Prior to joining RU-N, Fergus was Associate Professor of Urban Education and Policy at Temple University and Assistant Professor of Educational Leadership and Policy at New York University, and Deputy Director of the Metropolitan Center for Urban Education at New York University (2004-2013). Before entering academia, Fergus was a community schools program director with Children’s Aid Society in NYC and a high school social studies teacher.

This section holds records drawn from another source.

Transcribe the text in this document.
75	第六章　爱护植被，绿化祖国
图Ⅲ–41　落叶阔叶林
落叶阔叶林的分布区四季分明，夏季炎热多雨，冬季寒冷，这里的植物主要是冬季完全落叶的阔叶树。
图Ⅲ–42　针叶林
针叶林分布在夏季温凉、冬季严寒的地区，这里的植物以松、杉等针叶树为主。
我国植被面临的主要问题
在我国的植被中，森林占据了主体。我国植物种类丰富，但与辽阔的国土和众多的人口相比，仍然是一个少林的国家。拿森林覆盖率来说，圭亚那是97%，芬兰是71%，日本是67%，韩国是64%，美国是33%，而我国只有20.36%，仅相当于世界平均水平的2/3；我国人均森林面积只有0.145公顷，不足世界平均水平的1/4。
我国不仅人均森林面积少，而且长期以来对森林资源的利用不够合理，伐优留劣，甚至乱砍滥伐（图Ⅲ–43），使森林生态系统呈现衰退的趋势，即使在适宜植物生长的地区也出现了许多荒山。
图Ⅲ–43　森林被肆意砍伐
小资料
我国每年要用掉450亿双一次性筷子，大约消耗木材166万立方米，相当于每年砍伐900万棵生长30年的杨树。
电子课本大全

Fergus has published more than four dozen articles, book chapters and evaluation reports, and written, co-authored or edited five books, including Skin Color and Identity Formation: Perceptions of Opportunity and Academic Orientation Among Mexican and Puerto Rican Youth (Routledge Press, 2004), Invisible No More: Disenfranchisement of Latino Men and Boys (Routledge Press, 2011), Schooling for Resilience: Improving Trajectory of Black and Latino Boys (Harvard Education Press, 2014), Solving Disproportionality and Achieving Equity (Corwin Press, 2016), and the forthcoming books Boyhood and Masculinity Construction in the U.S. (Routledge Press) and Unpacking the Cultural Shopping Cart: The Cross-Cultural Lives to Challenge School Segregation (Corwin).
Fergus has worked with more than 120 school districts since 2004 on educational equity and school reform, specifically addressing disproportionality in special education and suspension. Fergus partners with state education departments such as those in New Jersey, California, Maryland, Connecticut, North Carolina, and Texas and serves (or has served) on various boards such as NY State Governor’s Juvenile Justice Advisory Group, the Yonkers Public Schools Board of Education and the National Center on Learning Disabilities, and has served as a consultant for the U.S. Department of Justice Civil Rights Division on Educational Opportunities, New York State Attorney General’s Office, and NAACP Legal Defense Fund.
"RU-N is a place that nurtures the development of equitable school systems through the development of new teachers, veteran teachers and activists,” said Fergus. “It is powerful to be in a space that centers the learning development of communities dealing with inequitable systems.”